Perusahaan teknologi raksasa seperti Meta, Microsoft, Google, dan OpenAI sedang bersaing sangat ketat untuk mendapatkan talenta AI terbaik di dunia. Mereka menawarkan gaji dan bonus yang luar biasa tinggi demi menggaet insinyur terbaik yang bisa membuat terobosan penting dalam superintelligence.
Sam Altman, CEO OpenAI, mengatakan bahwa pasar ini adalah yang paling intens yang pernah ia lihat dalam kariernya. Walaupun pengeluaran perusahaan besar untuk pekerjaan seperti ini sangat tinggi, mereka melihat nilai ekonomis yang sangat besar yang bisa dihasilkan dari teknologi AI supercanggih.
Beberapa tawaran yang terdengar sangat fantastis, seperti bonus tanda tangan sebesar 100 juta dolar dan kompensasi tahunan yang jauh melebihi itu. Hal ini menunjukkan betapa berartinya talenta ini dalam kompetisi teknologi sekarang.
Namun, Altman juga percaya bahwa jumlah orang yang benar-benar mampu melakukan riset dan penciptaan superintelligence jauh lebih banyak dari yang diperkirakan banyak pihak. Ia memperkirakan ada ribuan hingga ratusan ribu orang di dunia yang berpotensi membuat kemajuan besar.
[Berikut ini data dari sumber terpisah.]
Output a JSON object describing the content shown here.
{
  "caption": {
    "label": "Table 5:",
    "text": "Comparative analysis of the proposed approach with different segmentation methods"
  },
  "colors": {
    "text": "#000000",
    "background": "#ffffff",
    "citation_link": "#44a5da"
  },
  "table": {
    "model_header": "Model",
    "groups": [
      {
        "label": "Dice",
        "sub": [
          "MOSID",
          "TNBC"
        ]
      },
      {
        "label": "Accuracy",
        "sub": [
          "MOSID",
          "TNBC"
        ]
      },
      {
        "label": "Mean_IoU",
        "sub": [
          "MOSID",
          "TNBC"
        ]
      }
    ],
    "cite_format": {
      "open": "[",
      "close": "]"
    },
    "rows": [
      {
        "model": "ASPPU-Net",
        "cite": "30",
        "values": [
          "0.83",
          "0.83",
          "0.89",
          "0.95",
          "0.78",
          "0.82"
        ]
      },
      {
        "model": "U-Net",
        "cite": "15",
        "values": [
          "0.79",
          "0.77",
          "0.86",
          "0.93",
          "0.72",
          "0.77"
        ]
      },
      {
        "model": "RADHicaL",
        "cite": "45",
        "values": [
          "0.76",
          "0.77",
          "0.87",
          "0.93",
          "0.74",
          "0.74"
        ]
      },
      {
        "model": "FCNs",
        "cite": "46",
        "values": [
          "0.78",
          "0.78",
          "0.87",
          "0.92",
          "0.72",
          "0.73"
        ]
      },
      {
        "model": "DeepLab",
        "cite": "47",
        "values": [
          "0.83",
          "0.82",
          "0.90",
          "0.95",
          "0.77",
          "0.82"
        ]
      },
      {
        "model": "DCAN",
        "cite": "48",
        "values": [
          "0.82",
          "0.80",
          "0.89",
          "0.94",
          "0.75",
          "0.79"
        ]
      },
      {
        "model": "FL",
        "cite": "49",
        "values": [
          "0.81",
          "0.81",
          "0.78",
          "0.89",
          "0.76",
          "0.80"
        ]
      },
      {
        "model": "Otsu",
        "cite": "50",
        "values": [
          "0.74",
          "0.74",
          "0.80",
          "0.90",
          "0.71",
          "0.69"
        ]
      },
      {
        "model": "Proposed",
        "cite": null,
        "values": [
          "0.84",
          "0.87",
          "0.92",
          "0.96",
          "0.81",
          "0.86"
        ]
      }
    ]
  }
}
Selain perekrutan, perusahaan juga menghabiskan miliaran dolar untuk investasi teknologi dan startup yang berhubungan dengan AI dan superintelligence, sebagai langkah untuk memperkuat posisi mereka dalam persaingan global ini.
Analisis Ahli
Sam Altman
Pasar talenta AI sangat intens karena nilai ekonomi yang besar dari inovasi teknologi ini, dan jumlah talenta yang benar-benar mampu melakukan terobosan di bidang superintelligence jauh lebih besar dari yang diperkirakan.Alexandr Wang
Investasi besar dalam Scale dan perekrutan CEO startup menandakan bahwa perusahaan besar ingin mempercepat riset dan pengembangan di superintelligence dengan cara mengakuisisi talenta dan teknologi startup.